The complexity of knowing a person’s inner identity is confounded by the fact that it is contra-causal, to use a Tom Clark description of Free Will. Trying to find an antecedent for a gender identity that is contrary to biological sex is a bit of a tricky matter, isn’t it? So, we are dependend on the individual to just know it by their lived experience. And accept it as fact on faith, because to question it is bigotry.
It would seem to be that in order to justify the destruction of women’s private spaces, rape shelters, prisons, and etc, skeptics at least would demand a bit more evidence than “lived experience,” and the fact that they are willing to stop on a dime is indicative of the intractible naure of misogyny.
Feminists have a long row to hoe, and it’s especially more difficult when misogynists plant the seeds of weeds where they’ve been previously cleared.
The Kimball Atwood letter links to an Andy Lewis Twitter thread that is fairly recent (Sept 20, 2021) and very thoughtful:
The Atwood letter links to tweet #3 of that Lewis thread that features a screen cap of Novella commenting (Sept 7) on a recent SBM blog post (Sept 5):
I agree with Lewis fisking Novella’s comment, and trying to understand how Novella fails at skepticism.

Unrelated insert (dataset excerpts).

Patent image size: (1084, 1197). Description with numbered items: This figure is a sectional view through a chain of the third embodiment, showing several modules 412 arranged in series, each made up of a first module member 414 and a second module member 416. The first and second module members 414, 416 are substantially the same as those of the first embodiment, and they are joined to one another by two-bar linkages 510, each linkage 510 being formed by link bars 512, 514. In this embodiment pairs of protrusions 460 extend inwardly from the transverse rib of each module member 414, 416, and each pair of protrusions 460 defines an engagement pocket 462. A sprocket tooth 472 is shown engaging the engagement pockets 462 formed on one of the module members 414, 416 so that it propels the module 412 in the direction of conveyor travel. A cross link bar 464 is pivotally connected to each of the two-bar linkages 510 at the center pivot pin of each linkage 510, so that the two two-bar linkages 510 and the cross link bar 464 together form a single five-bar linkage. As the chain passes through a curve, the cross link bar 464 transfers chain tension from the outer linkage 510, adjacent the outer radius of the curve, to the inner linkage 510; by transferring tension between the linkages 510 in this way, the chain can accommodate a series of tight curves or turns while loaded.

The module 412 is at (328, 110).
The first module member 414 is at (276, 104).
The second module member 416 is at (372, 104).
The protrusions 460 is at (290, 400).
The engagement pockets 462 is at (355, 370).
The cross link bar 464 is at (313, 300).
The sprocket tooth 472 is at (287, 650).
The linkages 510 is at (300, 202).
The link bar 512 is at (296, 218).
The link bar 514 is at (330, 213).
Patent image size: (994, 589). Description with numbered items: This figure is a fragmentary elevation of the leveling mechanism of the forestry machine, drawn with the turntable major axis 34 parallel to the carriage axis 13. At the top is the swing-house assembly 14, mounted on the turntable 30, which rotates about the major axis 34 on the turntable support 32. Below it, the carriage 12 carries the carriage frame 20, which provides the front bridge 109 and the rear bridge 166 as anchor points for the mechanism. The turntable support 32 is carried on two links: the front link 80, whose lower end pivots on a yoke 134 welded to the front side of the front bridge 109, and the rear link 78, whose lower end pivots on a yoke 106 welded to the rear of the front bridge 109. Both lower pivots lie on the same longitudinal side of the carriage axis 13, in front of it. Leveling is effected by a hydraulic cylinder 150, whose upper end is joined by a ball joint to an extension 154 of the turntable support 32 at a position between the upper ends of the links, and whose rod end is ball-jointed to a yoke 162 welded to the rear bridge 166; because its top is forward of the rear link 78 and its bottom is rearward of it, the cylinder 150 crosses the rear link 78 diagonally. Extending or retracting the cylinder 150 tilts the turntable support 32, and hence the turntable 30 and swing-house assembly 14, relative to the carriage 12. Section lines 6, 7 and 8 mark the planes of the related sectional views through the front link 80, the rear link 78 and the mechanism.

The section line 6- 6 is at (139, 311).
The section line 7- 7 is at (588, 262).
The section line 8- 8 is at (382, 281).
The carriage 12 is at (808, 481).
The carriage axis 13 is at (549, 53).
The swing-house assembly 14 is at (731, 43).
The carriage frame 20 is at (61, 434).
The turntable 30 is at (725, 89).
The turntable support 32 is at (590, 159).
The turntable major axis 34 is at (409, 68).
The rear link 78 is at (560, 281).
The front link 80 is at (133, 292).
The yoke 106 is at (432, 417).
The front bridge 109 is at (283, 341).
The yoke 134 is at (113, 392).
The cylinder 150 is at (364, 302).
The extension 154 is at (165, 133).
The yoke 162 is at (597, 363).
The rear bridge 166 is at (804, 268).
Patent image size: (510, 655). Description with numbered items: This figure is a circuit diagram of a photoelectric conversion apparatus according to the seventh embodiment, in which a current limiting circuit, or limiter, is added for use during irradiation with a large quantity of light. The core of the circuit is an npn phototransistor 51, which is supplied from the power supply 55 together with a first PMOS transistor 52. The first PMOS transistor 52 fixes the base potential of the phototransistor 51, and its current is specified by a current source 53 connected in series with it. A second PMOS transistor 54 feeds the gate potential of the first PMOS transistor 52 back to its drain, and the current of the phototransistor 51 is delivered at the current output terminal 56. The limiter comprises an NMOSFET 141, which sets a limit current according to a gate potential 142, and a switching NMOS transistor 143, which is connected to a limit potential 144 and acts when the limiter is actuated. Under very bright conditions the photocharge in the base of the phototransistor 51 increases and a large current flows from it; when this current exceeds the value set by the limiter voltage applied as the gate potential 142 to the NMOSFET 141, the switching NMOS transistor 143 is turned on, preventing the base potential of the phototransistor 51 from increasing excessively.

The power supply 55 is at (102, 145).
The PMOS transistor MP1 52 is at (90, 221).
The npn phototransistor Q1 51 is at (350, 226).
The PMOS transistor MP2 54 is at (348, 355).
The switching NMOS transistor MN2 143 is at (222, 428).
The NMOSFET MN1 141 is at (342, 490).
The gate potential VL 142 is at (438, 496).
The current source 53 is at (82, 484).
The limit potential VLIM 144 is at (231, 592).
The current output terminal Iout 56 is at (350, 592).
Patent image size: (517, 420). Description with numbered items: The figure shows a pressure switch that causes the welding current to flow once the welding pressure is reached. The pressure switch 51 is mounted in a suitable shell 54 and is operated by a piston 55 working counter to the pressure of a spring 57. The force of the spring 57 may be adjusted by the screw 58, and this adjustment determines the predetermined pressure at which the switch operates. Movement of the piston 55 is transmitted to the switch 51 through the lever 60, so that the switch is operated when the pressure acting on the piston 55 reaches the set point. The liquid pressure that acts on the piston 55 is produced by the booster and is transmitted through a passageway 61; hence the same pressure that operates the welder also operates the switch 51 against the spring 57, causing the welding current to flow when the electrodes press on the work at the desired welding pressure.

I’ll add my analysis of Novella fooling himself:
A) Novella uses the short phrase sex is to confuse two facts: A.1) Sexual reproduction is binary (male and female), and A.2) Classifying an individual as male or female may have confounders (e.g. DSD is a subject that can be expanded and understood).
B) Novella uses the word gender stand-alone (without modifiers) to confuse two ideas: B.1) Gender identity (a hypothetical explanation, like phlogiston, caloric, and the luminiferous aether), and B.2) Gender roles (a social construct that many feminists want to overthrow).
Novella uses A and B to confuse himself and maintain the position he wants. Conversely, if he would expand his phrases slightly as I showed in A and B, then he would clarify his belief in the existence of gender identity, and clarify that the burden of skepticism is on him to show it exists.